If you don’t have a thermal cooker this spice blend can be cooked in the conventional way using the instructions on the packet but remember you will not save up to 80% on cooking fuel.
- Chimans Dal Spice Blend
- 2 tbsp vegetable oil
- 1 red onion, chopped
- 2 cloves garlic, crushed
- 225g red lentils or moong dal
- 900ml pints water
- salt to taste
- squeeze of lemon
- fresh coriander to garnish
- Heat the oil in the top pot until just smoking.
- Add spices, stirring continuously for 30 seconds or until spices sizzle. Remove from heat.
- Add onion and garlic. Stir fry on medium heat for 1-2 minutes.
- Add lentils, salt and water; stir well.
- Bring to the boil and then place the top pot in the inner pot containing your main meal which is in the outer insulated container.
- Shut the lid and leave to cook for the same time as the main or a minimum of 1 hour.
- Add lemon before serving and garnish with fresh, chopped coriander.
- Chiman’s spice mixes have a long best before time, however are safe to use after that time. They simply lose some flavour.

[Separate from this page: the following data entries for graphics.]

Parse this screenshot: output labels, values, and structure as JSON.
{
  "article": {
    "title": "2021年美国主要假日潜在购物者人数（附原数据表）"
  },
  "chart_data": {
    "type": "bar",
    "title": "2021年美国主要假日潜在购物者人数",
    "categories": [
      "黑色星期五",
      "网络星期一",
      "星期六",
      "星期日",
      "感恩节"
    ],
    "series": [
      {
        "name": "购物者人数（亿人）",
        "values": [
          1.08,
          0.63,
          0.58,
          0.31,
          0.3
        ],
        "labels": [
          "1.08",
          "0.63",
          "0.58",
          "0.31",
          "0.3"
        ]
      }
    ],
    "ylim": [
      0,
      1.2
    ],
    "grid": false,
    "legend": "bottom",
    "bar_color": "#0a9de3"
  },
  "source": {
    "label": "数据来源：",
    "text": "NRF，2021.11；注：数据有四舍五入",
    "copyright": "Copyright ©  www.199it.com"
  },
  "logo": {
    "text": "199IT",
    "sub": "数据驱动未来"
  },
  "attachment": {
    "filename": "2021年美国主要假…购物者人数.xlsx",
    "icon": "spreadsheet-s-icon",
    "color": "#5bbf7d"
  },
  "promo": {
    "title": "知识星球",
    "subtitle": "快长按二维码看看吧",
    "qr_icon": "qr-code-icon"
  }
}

- If you are cooking for less than 4 people you could freeze some of the cooked meal or only use half the packet.
- If you find the food too spicy or too hot, simply use less than the whole sachet of spices according to taste.
- If you like more of a chilli kick, add some fresh chopped chilli to the dish or serve in a small bowl so that everyone can have exactly the amount they like.
- If you find your mouth burning, resist the temptation to drink water. Instead, have a spoonful of yogurt or a lassi drink.
- We often get asked which oil to use – vegetable oil is the best option as it is light, doesn’t affect the flavour of the spices and it’s healthy too!
- Best for kids (and adults!) who like a mild curry: Kofta Bhoona (let them roll the balls themselves); Chicken Korma; Chicken Tikka Masala; Cauliflower & Spinach Bhaji
- An anonymous tip: Try adding a few green peas to the Spicy Chick Peas. It adds colour without upsetting the balance of the dish
- If you have any left over it is really nice cold with a salad.